Although World Heritage protected, the bay has suffered from over fishing and large scale tourism this past decade, making it just that bit harder to find a place of solitude to enjoy the spectacular scenery. Regular day trippers drive in from Hanoi to spend a day on a reconverted junk boat only to return mid afternoon, missing the very best times to be out on the water – twighlight and at dawn. A number of boat operators have been running overnight sailings for those that want to experience the bay at its very best and least crowded. For the photographer this is the only way to see the majesty of Halong Bay.
My first photographic foray to Halong Bay was in 1995 and, even though I returned literally dozens of times in the years afterwards, I never really captured the beauty of the place on camera. Many of my trips took place during the winter period when the bay is almost covered in a damp, perpetual mist. Moving forward to 2011 I decided that now was the time to give it serious coverage.
Rather than be restricted to the movements of a boat shared by other passengers I chartered a private two cabin boat to have a free reign of where I wanted to go and where the light best presented itself. Although still encompassing the Halong Bay region, I set out to head to Bai Tu Long Bay, almost in the opposite direction of many of the other boats so that I could work without the threat of large numbers of tourist boats blocking the scene.

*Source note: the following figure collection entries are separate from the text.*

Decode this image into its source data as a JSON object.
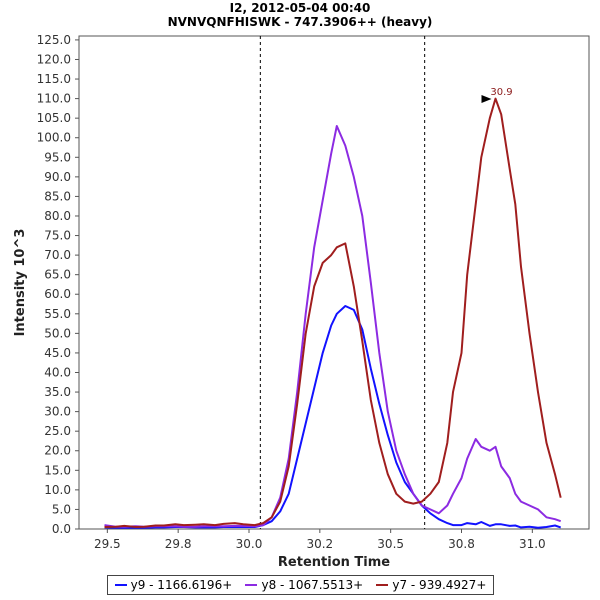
{
  "chart_data": {
    "type": "line",
    "title": "I2, 2012-05-04 00:40",
    "subtitle": "NVNVQNFHISWK - 747.3906++ (heavy)",
    "xlabel": "Retention Time",
    "ylabel": "Intensity 10^3",
    "xlim": [
      29.4,
      31.2
    ],
    "ylim": [
      0,
      126
    ],
    "x_ticks": [
      "29.5",
      "29.8",
      "30.0",
      "30.2",
      "30.5",
      "30.8",
      "31.0"
    ],
    "x_tick_values": [
      29.5,
      29.75,
      30.0,
      30.25,
      30.5,
      30.75,
      31.0
    ],
    "y_ticks": [
      "0.0",
      "5.0",
      "10.0",
      "15.0",
      "20.0",
      "25.0",
      "30.0",
      "35.0",
      "40.0",
      "45.0",
      "50.0",
      "55.0",
      "60.0",
      "65.0",
      "70.0",
      "75.0",
      "80.0",
      "85.0",
      "90.0",
      "95.0",
      "100.0",
      "105.0",
      "110.0",
      "115.0",
      "120.0",
      "125.0"
    ],
    "y_tick_values": [
      0,
      5,
      10,
      15,
      20,
      25,
      30,
      35,
      40,
      45,
      50,
      55,
      60,
      65,
      70,
      75,
      80,
      85,
      90,
      95,
      100,
      105,
      110,
      115,
      120,
      125
    ],
    "vertical_lines": [
      30.04,
      30.62
    ],
    "annotation": {
      "text": "30.9",
      "x": 30.87,
      "y": 109.9,
      "series": "y7 - 939.4927+"
    },
    "grid": false,
    "legend_position": "bottom",
    "x": [
      29.49,
      29.53,
      29.56,
      29.6,
      29.63,
      29.67,
      29.7,
      29.74,
      29.77,
      29.81,
      29.84,
      29.88,
      29.91,
      29.95,
      29.98,
      30.02,
      30.05,
      30.08,
      30.11,
      30.14,
      30.17,
      30.2,
      30.23,
      30.26,
      30.29,
      30.31,
      30.34,
      30.37,
      30.4,
      30.43,
      30.46,
      30.49,
      30.52,
      30.55,
      30.58,
      30.61,
      30.64,
      30.67,
      30.7,
      30.72,
      30.75,
      30.77,
      30.8,
      30.82,
      30.85,
      30.87,
      30.89,
      30.92,
      30.94,
      30.96,
      30.99,
      31.02,
      31.05,
      31.08,
      31.1
    ],
    "series": [
      {
        "name": "y9 - 1166.6196+",
        "color": "#1212ff",
        "values": [
          0.4,
          0.3,
          0.3,
          0.3,
          0.3,
          0.4,
          0.4,
          0.5,
          0.5,
          0.4,
          0.4,
          0.4,
          0.5,
          0.5,
          0.5,
          0.5,
          1.0,
          2.0,
          4.5,
          9.0,
          18.0,
          27.0,
          36.0,
          45.0,
          52.0,
          55.0,
          57.0,
          56.0,
          51.0,
          41.0,
          32.0,
          24.0,
          17.0,
          12.0,
          9.0,
          6.0,
          4.0,
          2.5,
          1.5,
          1.0,
          1.0,
          1.5,
          1.2,
          1.8,
          0.8,
          1.2,
          1.2,
          0.8,
          0.9,
          0.4,
          0.6,
          0.3,
          0.5,
          0.9,
          0.4
        ]
      },
      {
        "name": "y8 - 1067.5513+",
        "color": "#8c2be2",
        "values": [
          1.0,
          0.6,
          0.6,
          0.7,
          0.6,
          0.7,
          0.7,
          0.7,
          0.6,
          0.6,
          0.7,
          0.7,
          0.7,
          0.8,
          0.8,
          0.7,
          1.0,
          3.0,
          8.0,
          18.0,
          35.0,
          55.0,
          72.0,
          84.0,
          96.0,
          103.0,
          98.0,
          90.0,
          80.0,
          63.0,
          45.0,
          30.0,
          20.0,
          14.0,
          9.0,
          6.0,
          5.0,
          4.0,
          6.0,
          9.0,
          13.0,
          18.0,
          23.0,
          21.0,
          20.0,
          21.0,
          16.0,
          13.0,
          9.0,
          7.0,
          6.0,
          5.0,
          3.0,
          2.5,
          2.0
        ]
      },
      {
        "name": "y7 - 939.4927+",
        "color": "#a01e1e",
        "values": [
          0.5,
          0.6,
          0.8,
          0.5,
          0.6,
          0.9,
          0.9,
          1.2,
          1.0,
          1.1,
          1.2,
          1.0,
          1.3,
          1.5,
          1.2,
          1.0,
          1.5,
          3.0,
          7.0,
          16.0,
          32.0,
          50.0,
          62.0,
          68.0,
          70.0,
          72.0,
          73.0,
          62.0,
          48.0,
          33.0,
          22.0,
          14.0,
          9.0,
          7.0,
          6.5,
          7.0,
          9.0,
          12.0,
          22.0,
          35.0,
          45.0,
          65.0,
          83.0,
          95.0,
          105.0,
          110.0,
          106.0,
          92.0,
          83.0,
          67.0,
          50.0,
          35.0,
          22.0,
          14.0,
          8.0
        ]
      }
    ]
  }
}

Landscape photography itself is not my particular forte, hence I decided to bring a model with me to add a human and fashion element to the shoot and also to diversify the range of images I could take. This proved to be a blessing as the heavy winds that carried through the trip meant that the vessel I was on could not raise its red sails, depriving me of a planned photographic scene, although I finally got around that dilemma to a degree as you see in a number of these images here.
The winds meant I was in for some logistical challenges but, in hindsight, provided me with a visual element of drama and motion that I wouldn’t have been able to capture otherwise.
In certain, safe anchorage points in the bay there are oyster pearl farms and floating fishing village communities – the main form of transport between their homes and the larger boats being the ever-present sampan. With the beams of a striking morning light reigning down on us I photographed the model, in her traditional dress, rowing the boat through the azure waters of the bay. The backlit scene of the karst formations against her white and black dress made for a striking set up to photograph and resulted in the most pleasing shots of the trip.
In all, I felt I covered a hybrid selection of fashion, heritage and landscape in this shoot of Halong Bay so the end result was one of great satisfaction.
For the camera gear aficionados, it is worth mentioning here that I shot mostly with the new Nikon 24mm fixed lens wide open at f/1.4. I did this primarily to soften the scene and tone up the beautiful bokeh rather than shoot point sharp with the entire scene in focus. I was amazed at the result of this exquisite lens and certainly wouldn’t have had the same degree of success without it.